When the Network Is Clean: Troubleshooting the Host Network Stack

robertbmacdonald
6 hours ago
9 min read

"...but the network is still slow."

You've dropped everything to jump on an urgent troubleshooting conference call. A vital application has started running slowly and the business is hurting. Everyone looks at you and says "the network is slow!"

I recently shared how I troubleshoot "the network is slow" complaints in under 30 minutes. Using this data-driven method, the routers and switches in the network are systematically checked and verified.

But what happens when the routers and switches are cleared? You present your data with confidence—the network infrastructure is healthy. But the business's critical app is still degraded.

"...but the network is still slow."

This is where many troubleshooting efforts stall. The network team cleared their equipment. The application team insists their code is fine. Everyone is stuck.

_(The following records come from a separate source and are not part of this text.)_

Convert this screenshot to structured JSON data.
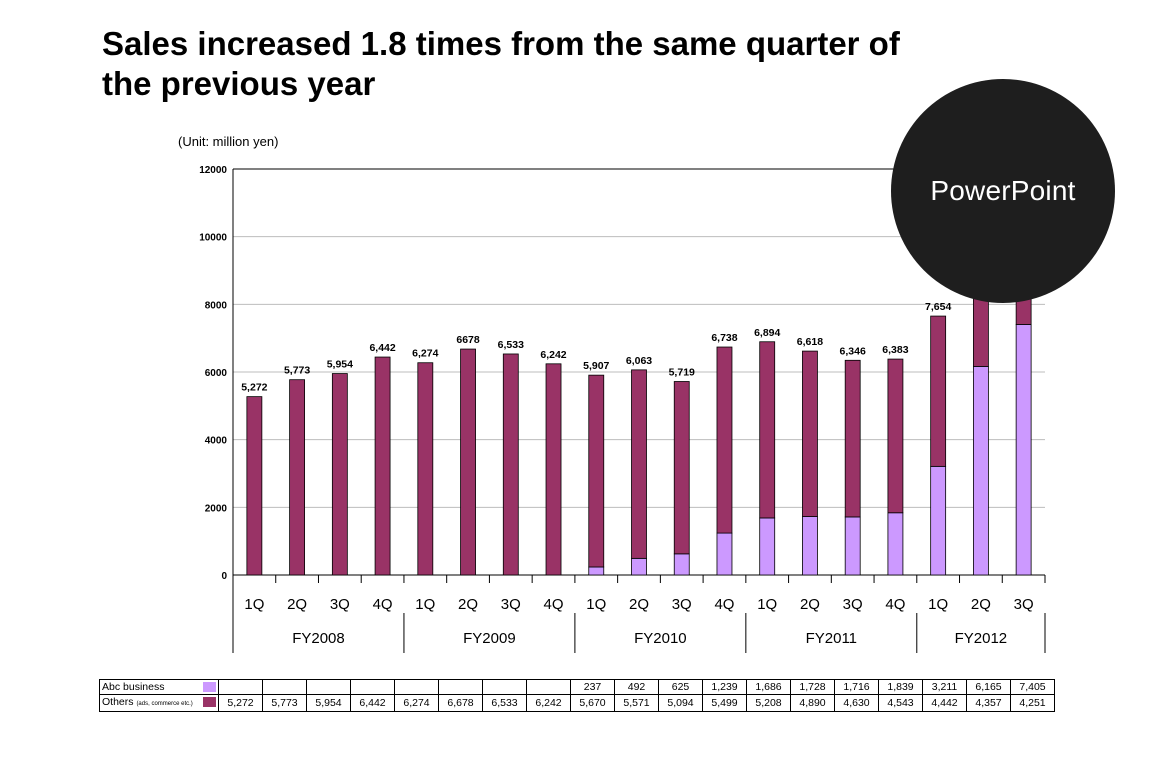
{
  "title": "Sales increased 1.8 times from the same quarter of the previous year",
  "unit_label": "(Unit: million yen)",
  "badge": "PowerPoint",
  "colors": {
    "abc": "#cc99ff",
    "others": "#993366"
  },
  "chart_data": {
    "type": "bar",
    "stacked": true,
    "ylim": [
      0,
      12000
    ],
    "yticks": [
      "0",
      "2000",
      "4000",
      "6000",
      "8000",
      "10000",
      "12000"
    ],
    "quarters": [
      "1Q",
      "2Q",
      "3Q",
      "4Q",
      "1Q",
      "2Q",
      "3Q",
      "4Q",
      "1Q",
      "2Q",
      "3Q",
      "4Q",
      "1Q",
      "2Q",
      "3Q",
      "4Q",
      "1Q",
      "2Q",
      "3Q"
    ],
    "fiscal_years": [
      {
        "label": "FY2008",
        "span": 4
      },
      {
        "label": "FY2009",
        "span": 4
      },
      {
        "label": "FY2010",
        "span": 4
      },
      {
        "label": "FY2011",
        "span": 4
      },
      {
        "label": "FY2012",
        "span": 3
      }
    ],
    "series": [
      {
        "name": "Abc business",
        "values": [
          0,
          0,
          0,
          0,
          0,
          0,
          0,
          0,
          237,
          492,
          625,
          1239,
          1686,
          1728,
          1716,
          1839,
          3211,
          6165,
          7405
        ]
      },
      {
        "name": "Others",
        "values": [
          5272,
          5773,
          5954,
          6442,
          6274,
          6678,
          6533,
          6242,
          5670,
          5571,
          5094,
          5499,
          5208,
          4890,
          4630,
          4543,
          4442,
          4357,
          4251
        ]
      }
    ],
    "totals": [
      "5,272",
      "5,773",
      "5,954",
      "6,442",
      "6,274",
      "6678",
      "6,533",
      "6,242",
      "5,907",
      "6,063",
      "5,719",
      "6,738",
      "6,894",
      "6,618",
      "6,346",
      "6,383",
      "7,654",
      "",
      ""
    ]
  },
  "table": {
    "rows": [
      {
        "label": "Abc business",
        "label_note": "",
        "cells": [
          "",
          "",
          "",
          "",
          "",
          "",
          "",
          "",
          "237",
          "492",
          "625",
          "1,239",
          "1,686",
          "1,728",
          "1,716",
          "1,839",
          "3,211",
          "6,165",
          "7,405"
        ]
      },
      {
        "label": "Others",
        "label_note": "(ads, commerce etc.)",
        "cells": [
          "5,272",
          "5,773",
          "5,954",
          "6,442",
          "6,274",
          "6,678",
          "6,533",
          "6,242",
          "5,670",
          "5,571",
          "5,094",
          "5,499",
          "5,208",
          "4,890",
          "4,630",
          "4,543",
          "4,442",
          "4,357",
          "4,251"
        ]
      }
    ]
  }
}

But there's still a major component of the system that has not yet been checked - the server. More specifically, the server's network stack.

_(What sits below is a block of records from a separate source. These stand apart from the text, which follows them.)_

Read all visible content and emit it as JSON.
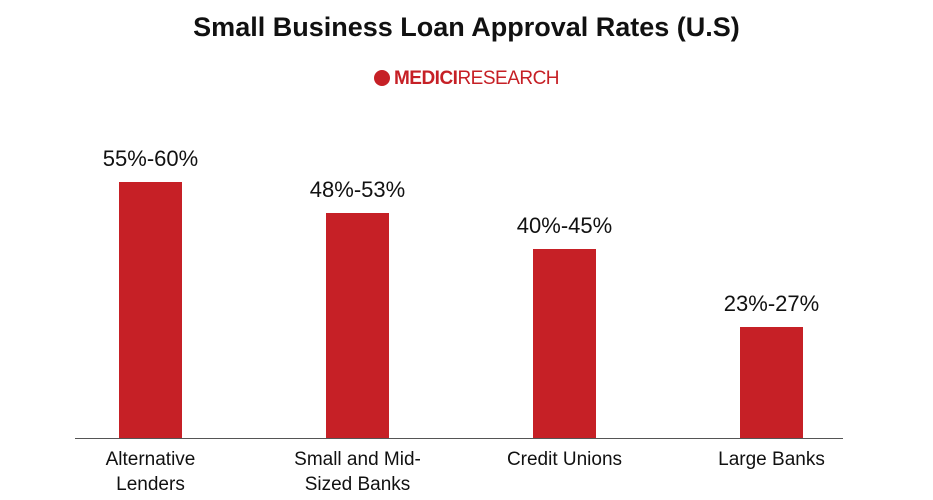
{
  "chart_data": {
    "type": "bar",
    "title": "Small Business Loan Approval Rates (U.S)",
    "logo": {
      "brand": "MEDICI",
      "suffix": "RESEARCH"
    },
    "categories": [
      "Alternative Lenders",
      "Small and Mid-Sized Banks",
      "Credit Unions",
      "Large Banks"
    ],
    "values": [
      57.5,
      50.5,
      42.5,
      25
    ],
    "value_labels": [
      "55%-60%",
      "48%-53%",
      "40%-45%",
      "23%-27%"
    ],
    "color": "#c62026",
    "ylim": [
      0,
      60
    ]
  }
}
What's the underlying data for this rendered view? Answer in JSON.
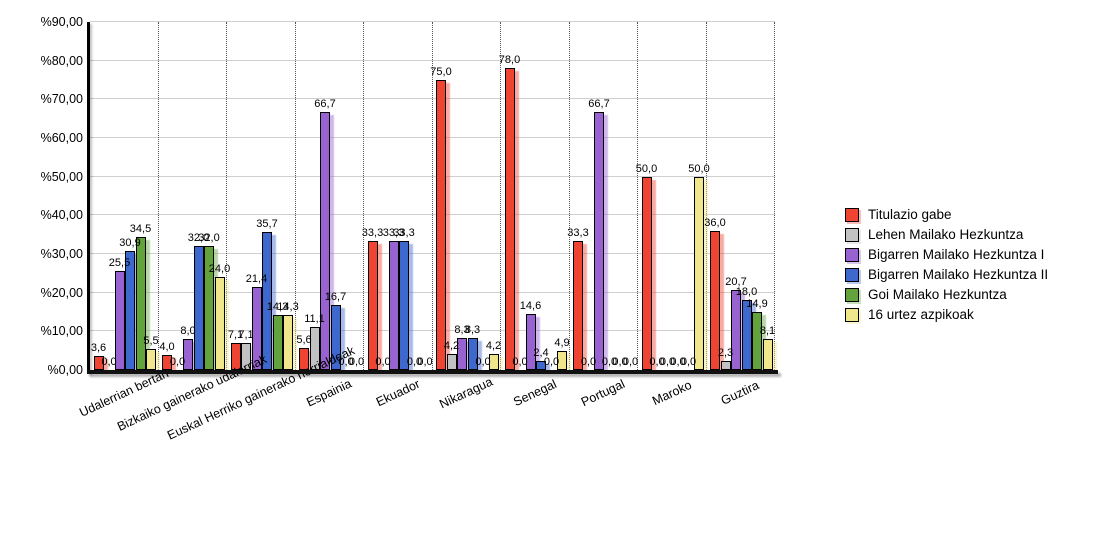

Here's the systematic approach I use to troubleshoot the host network stack and find where the problem actually lives.

Keeping It Simple (For Now)

For simplicity's sake, I'll use a UDP-based application as the example and only focus on packets being received at the host. UDP is simpler than TCP—no connection state, no retransmissions, no congestion control—which lets us focus on the systematic methodology without getting lost in TCP complexity.

Likewise, this post will not cover advanced network stack technologies like kernel bypass.

Understanding the Packet Journey: Every Queue is a Bottleneck

When troubleshooting host network performance, it's critical to understand that a packet passes through multiple queues and buffers on its journey from the network cable to your application. Each of these is an opportunity for packet loss or latency.

Here's the complete path for an inbound packet:

NIC hardware buffer → Small buffer on the NIC itself
RX ring buffer → Circular buffer in system RAM (DMA target)
SoftIRQ processing → Kernel processes packets from ring buffer
CPU backlog queue → Per-CPU queue between NIC and protocol stack
Protocol stack → IP, UDP/TCP layers, netfilter
Socket receive buffer → Per-socket kernel buffer
Application → Userspace buffer

Each of these has a maximum size (tunable in most cases), specific metrics that show drops or saturation, and different failure modes.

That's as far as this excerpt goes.